As I previously documented in a series of posts on this blog, the road to the U.S. Preventive Service Task Force's 2012 "don't do it" recommendation on PSA-based screening for prostate cancer was long, arduous, and full of political pitfalls. It led to me leaving my position at the Agency for Healthcare Research and Quality. Later, the USPSTF took heat from screening advocates in the mainstream media and in social media. The American Urological Association labeled their recommendation statement "a disservice to men" and threw its weight behind a Congressional bill (reintroduced in 2015) that would require the USPSTF to consult with "external subject matter experts" (i.e., urologists) to, in the words of one of its sponsors, "ensure that preventive care recommendations are not made in a vacuum."
In the meantime, no doubt, many primary care physicians ignored the controversy and went on doing what they had always done: ordering annual PSA tests on every male patient from age 50 until natural death, without any semblance of shared decision-making or even a discussion.
But not all. For some with the courage to embrace a medical reversal that was based on convincing evidence of harm, the Task Force's message started getting through. Some doctors began taking the extra time to tell patients about why the PSA test was a bad idea. And some of their patients listened and chose not to get the test.
The past two weeks have offered the first definitive evidence that the USPSTF's controversial stand has spared thousands of men the harmful interventional cascade that results from prostate cancer screening.

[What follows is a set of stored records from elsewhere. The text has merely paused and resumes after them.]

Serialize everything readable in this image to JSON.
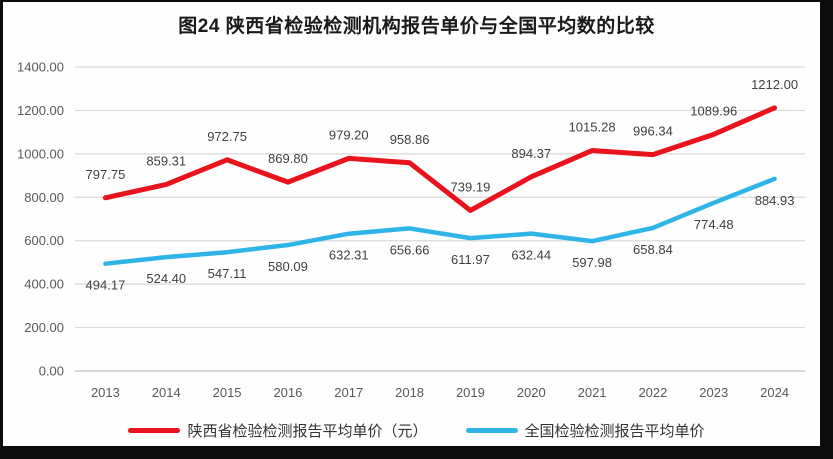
{
  "title": "图24 陕西省检验检测机构报告单价与全国平均数的比较",
  "chart_data": {
    "type": "line",
    "categories": [
      "2013",
      "2014",
      "2015",
      "2016",
      "2017",
      "2018",
      "2019",
      "2020",
      "2021",
      "2022",
      "2023",
      "2024"
    ],
    "series": [
      {
        "name": "陕西省检验检测报告平均单价（元）",
        "color": "#e8131c",
        "values": [
          797.75,
          859.31,
          972.75,
          869.8,
          979.2,
          958.86,
          739.19,
          894.37,
          1015.28,
          996.34,
          1089.96,
          1212.0
        ],
        "data_labels": "above"
      },
      {
        "name": "全国检验检测报告平均单价",
        "color": "#2fb4e8",
        "values": [
          494.17,
          524.4,
          547.11,
          580.09,
          632.31,
          656.66,
          611.97,
          632.44,
          597.98,
          658.84,
          774.48,
          884.93
        ],
        "data_labels": "below"
      }
    ],
    "ylim": [
      0,
      1400
    ],
    "ytick_step": 200,
    "ytick_labels": [
      "0.00",
      "200.00",
      "400.00",
      "600.00",
      "800.00",
      "1000.00",
      "1200.00",
      "1400.00"
    ],
    "xlabel": "",
    "ylabel": "",
    "grid": "horizontal",
    "legend_position": "bottom",
    "value_label_format": "0.00"
  },
  "colors": {
    "grid": "#d9d9d9",
    "axis": "#bfbfbf",
    "tick_text": "#595959",
    "value_label_text": "#404040",
    "title_text": "#1a1a1a",
    "legend_text": "#333333"
  }
}
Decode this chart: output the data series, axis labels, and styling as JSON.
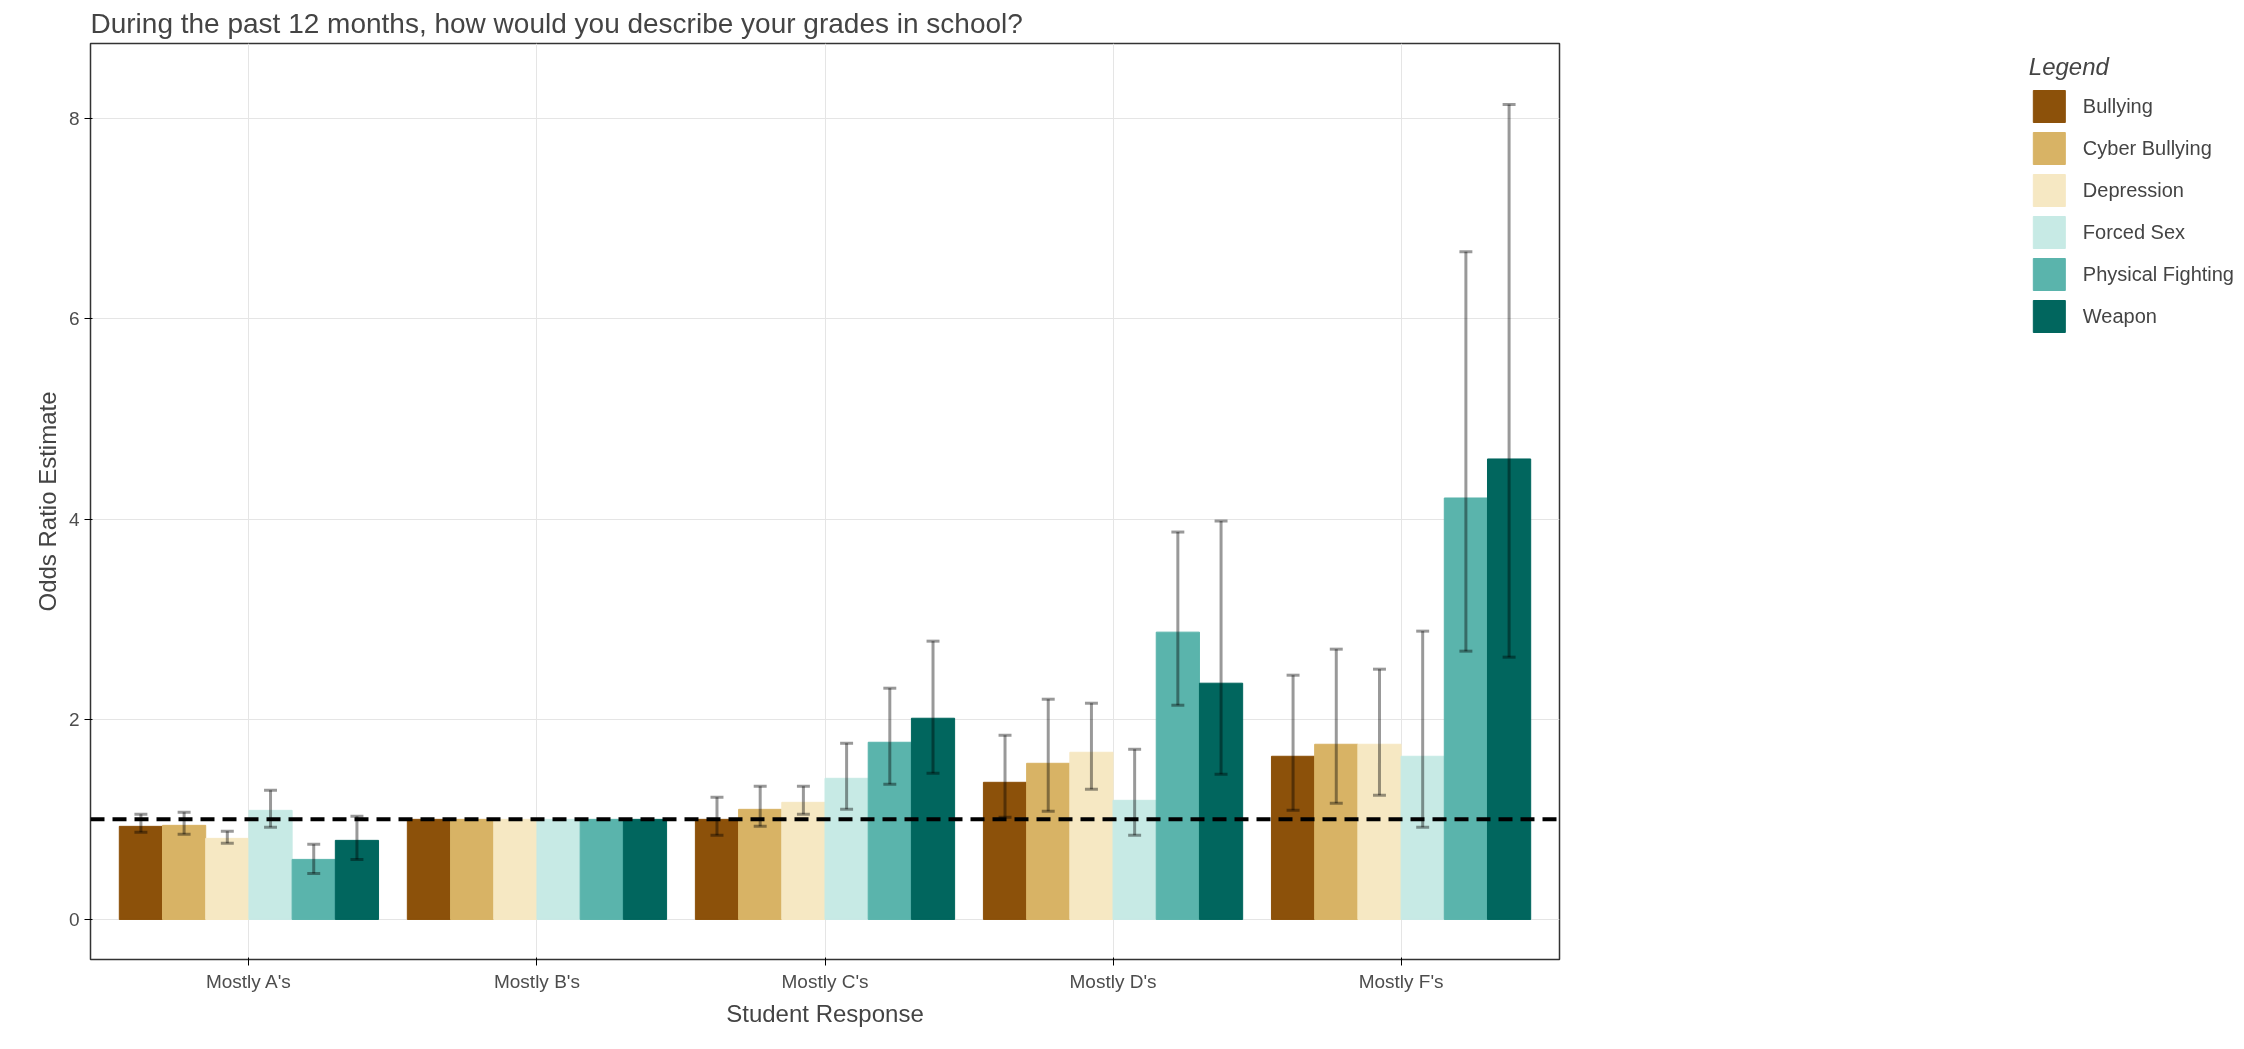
{
  "chart_data": {
    "type": "bar",
    "title": "During the past 12 months, how would you describe your grades in school?",
    "xlabel": "Student Response",
    "ylabel": "Odds Ratio Estimate",
    "legend_title": "Legend",
    "categories": [
      "Mostly A's",
      "Mostly B's",
      "Mostly C's",
      "Mostly D's",
      "Mostly F's"
    ],
    "series": [
      {
        "name": "Bullying",
        "color": "#8c510a",
        "values": [
          0.93,
          1,
          1.0,
          1.37,
          1.63
        ],
        "errors": [
          [
            0.87,
            1.05
          ],
          null,
          [
            0.84,
            1.22
          ],
          [
            1.02,
            1.84
          ],
          [
            1.09,
            2.44
          ]
        ]
      },
      {
        "name": "Cyber Bullying",
        "color": "#d8b365",
        "values": [
          0.94,
          1,
          1.1,
          1.56,
          1.75
        ],
        "errors": [
          [
            0.85,
            1.07
          ],
          null,
          [
            0.93,
            1.33
          ],
          [
            1.08,
            2.2
          ],
          [
            1.16,
            2.7
          ]
        ]
      },
      {
        "name": "Depression",
        "color": "#f6e8c3",
        "values": [
          0.81,
          1,
          1.17,
          1.67,
          1.75
        ],
        "errors": [
          [
            0.76,
            0.88
          ],
          null,
          [
            1.05,
            1.33
          ],
          [
            1.3,
            2.16
          ],
          [
            1.24,
            2.5
          ]
        ]
      },
      {
        "name": "Forced Sex",
        "color": "#c7eae5",
        "values": [
          1.09,
          1,
          1.41,
          1.19,
          1.63
        ],
        "errors": [
          [
            0.92,
            1.29
          ],
          null,
          [
            1.1,
            1.76
          ],
          [
            0.84,
            1.7
          ],
          [
            0.92,
            2.88
          ]
        ]
      },
      {
        "name": "Physical Fighting",
        "color": "#5ab4ac",
        "values": [
          0.6,
          1,
          1.77,
          2.87,
          4.21
        ],
        "errors": [
          [
            0.46,
            0.75
          ],
          null,
          [
            1.35,
            2.31
          ],
          [
            2.14,
            3.87
          ],
          [
            2.68,
            6.67
          ]
        ]
      },
      {
        "name": "Weapon",
        "color": "#01665e",
        "values": [
          0.79,
          1,
          2.01,
          2.36,
          4.6
        ],
        "errors": [
          [
            0.6,
            1.03
          ],
          null,
          [
            1.46,
            2.78
          ],
          [
            1.45,
            3.98
          ],
          [
            2.62,
            8.14
          ]
        ]
      }
    ],
    "ylim": [
      -0.4,
      8.75
    ],
    "yticks": [
      0,
      2,
      4,
      6,
      8
    ],
    "grid": true,
    "legend": "right",
    "ref_lines": [
      {
        "axis": "y",
        "value": 1,
        "line_style": "dashed",
        "color": "#000000"
      }
    ]
  }
}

A study published on June 8th in the Journal of Clinical Oncology used information from the National Health Interview Survey to document statistically significant declines in PSA screening rates from 2010 to 2013 in men age 50 years and older. Three days later, the American Urological Association released its second Choosing Wisely list, which called on physicians to "offer PSA testing for detecting prostate cancer only after engaging in shared decision making." Not a complete about-face, but I give them credit for not dodging the issue this time around.
And a few days ago, another study in the Journal of Urology found that prostate cancer diagnoses in the National Cancer Database declined by 28 percent in the year after the release of the USPSTF draft recommendations (in October 2011). Diagnoses of "low-risk" cancers (which are almost entirely PSA-detected) fell by 38 percent, and diagnoses of prostate cancer in men over age 70 or with other life-limiting diagnoses fell by more than a quarter.
During this year's Men's Health Month, there is at last good news to report. In a rare victory for evidence-based screening, we are finally starting to roll back the burden of prostate cancer overdiagnosis and overtreatment.